Псина еще раз ткнулась в ладонь и легла, привалившись к ногам.

Григорий отхлебнул из чашки. Надо же, сахар забыл положить. Он потянулся к шкафчику, нащупал сахарницу и замер.

Бабушка всегда пила без сахара – и кофе, и чай. Говорила, что с сахаром – это уже какой-то компот. Настоящий кофе должен быть с папиросой. Или с сигаретой хотя бы. Курила она непрерывно, прикуривая одну папиросу от другой. Ну, почти непрерывно. Невозможно ведь представить врача на обходе с папиросой. На операции – тем более. Но уж едва размывшись, Евгения Марковна отводила душу. Устраивалась в ординаторской с кружкой крепчайшего чая и, пуская клубы дыма, проводила «разбор полетов». «Дракон», – шептались за спиной санитарки.

Много лет спустя, незадолго до отъезда в Израиль, Григорий впервые посмотрел фильм «Покровские ворота». Погруженный в работу, он не любил телевизор – скучал, засыпал. Но Валентина была уже беременна, он старался потакать жене, вот и уговорила: «Ну посиди со мной за компанию!» Когда на экране появилась Римма Маркова – в хирургической шапочке, с папиросой и незабываемым: «Резать к чертовой матери! Не дожидаясь перитонита!» – у Григория перехватило горло: бабушка! Весь остаток фильма он просидел, как приклеенный, ожидая появления «бабушки», даже не вытирал неудержимо льющихся слез. «Покровские ворота» он потом смотрел раз двадцать – и каждый раз плакал, и каждый раз казалось – вот выйдет сейчас на кухню, а там бабушка с неизменной папиросой и кружкой крепчайшего чая.

В больнице Евгения Марковна проводила куда больше времени, чем дома, считая, что выходные придумали бездари и лодыри. Да и дома, обложившись книгами, специальными журналами и толстыми, «лохматыми» от обилия бумаг папками, все рисовала какие-то новые операционные схемы, иногда обращаясь к возившемуся возле книжного шкафа маленькому Грише:

– Как вы считаете, коллега? Сработает?

– Сработает, – важно отвечал он.

В углу кабинета стоял скелет, а в нижнем отделении книжного шкафа – драный заяц, три грузовика, кубики, еще какая-то детсадовская ерунда и – кости. В большинстве своем – настоящие. Гриша уже в пять лет запросто отличал плечевую от большой берцовой. Да и читать выучился по медицинским справочникам. Ужас домработницы Нюры перед «мертвяками» его веселил. Нюра вообще была смешная, боялась даже салюта на День Победы – он напоминал ей войну и бомбежки – и почему-то ворон, считая их предвестниками всяческих несчастий. «Гринечку» Нюра обожала и даже пыталась спорить с Евгенией Марковной, когда та требовала:

– Оставь мальчишку в покое, что ты его кутаешь! Он не старая бабка, а нормальный здоровый пацан.
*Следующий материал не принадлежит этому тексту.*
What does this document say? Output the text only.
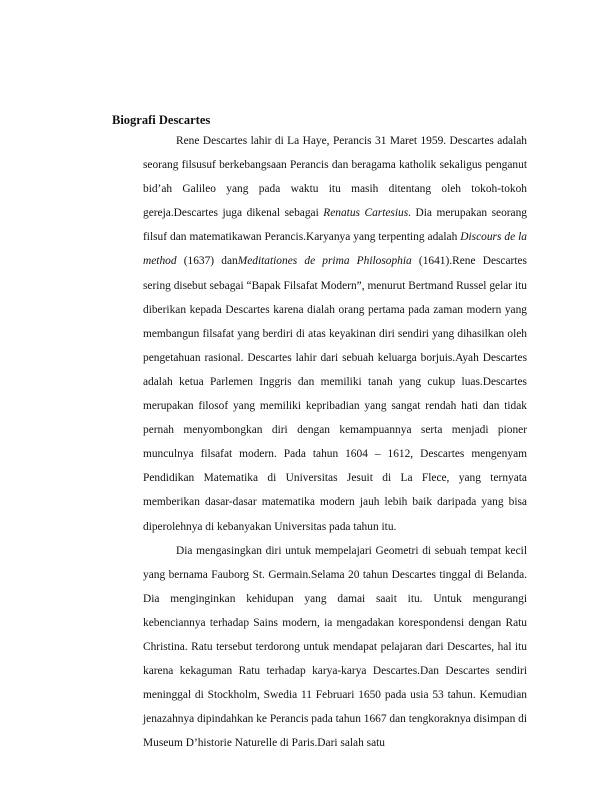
Biografi Descartes

Rene Descartes lahir di La Haye, Perancis 31 Maret 1959. Descartes adalah seorang filsusuf berkebangsaan Perancis dan beragama katholik sekaligus penganut bid’ah Galileo yang pada waktu itu masih ditentang oleh tokoh-tokoh gereja.Descartes juga dikenal sebagai Renatus Cartesius. Dia merupakan seorang filsuf dan matematikawan Perancis.Karyanya yang terpenting adalah Discours de la method (1637) danMeditationes de prima Philosophia (1641).Rene Descartes sering disebut sebagai “Bapak Filsafat Modern”, menurut Bertmand Russel gelar itu diberikan kepada Descartes karena dialah orang pertama pada zaman modern yang membangun filsafat yang berdiri di atas keyakinan diri sendiri yang dihasilkan oleh pengetahuan rasional. Descartes lahir dari sebuah keluarga borjuis.Ayah Descartes adalah ketua Parlemen Inggris dan memiliki tanah yang cukup luas.Descartes merupakan filosof yang memiliki kepribadian yang sangat rendah hati dan tidak pernah menyombongkan diri dengan kemampuannya serta menjadi pioner munculnya filsafat modern. Pada tahun 1604 – 1612, Descartes mengenyam Pendidikan Matematika di Universitas Jesuit di La Flece, yang ternyata memberikan dasar-dasar matematika modern jauh lebih baik daripada yang bisa diperolehnya di kebanyakan Universitas pada tahun itu.

Dia mengasingkan diri untuk mempelajari Geometri di sebuah tempat kecil yang bernama Fauborg St. Germain.Selama 20 tahun Descartes tinggal di Belanda. Dia menginginkan kehidupan yang damai saait itu. Untuk mengurangi kebenciannya terhadap Sains modern, ia mengadakan korespondensi dengan Ratu Christina. Ratu tersebut terdorong untuk mendapat pelajaran dari Descartes, hal itu karena kekaguman Ratu terhadap karya-karya Descartes.Dan Descartes sendiri meninggal di Stockholm, Swedia 11 Februari 1650 pada usia 53 tahun. Kemudian jenazahnya dipindahkan ke Perancis pada tahun 1667 dan tengkoraknya disimpan di Museum D’historie Naturelle di Paris.Dari salah satu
Ему было четыре года, когда родители уехали по распределению в Североморск, практически на край света. Гришу оставили с бабушкой и Нюрой. Временно, пока не обживутся.

Ну да, временно. Мать приехала через десять лет.

Из-за непрерывного курения и большой нагрузки на ноги – у хирургов работа стоячая, никуда не денешься – у Евгении Марковны развился тотальный тромбоз, и ей отняли левую ступню. Вот тогда мать и приехала – «поддержать». Еще молодая, но почти чужая женщина, даже странно было, что она называется «мама». Сильно пополневшая, громогласная, она тискала Гришу, причитала над бабушкой, рыдала и вообще производила невероятное количество шума и беспокойства. Четырнадцатилетний Гриша страшно боялся, что она заберет его с собой. Но, к счастью, обошлось. Бабушка сказала, что Гриша – вполне взрослый парень, а менять хорошую московскую школу на какой-то райцентр – невероятная глупость, и мать подчинилась. Евгения Марковна всегда умела настоять на своем.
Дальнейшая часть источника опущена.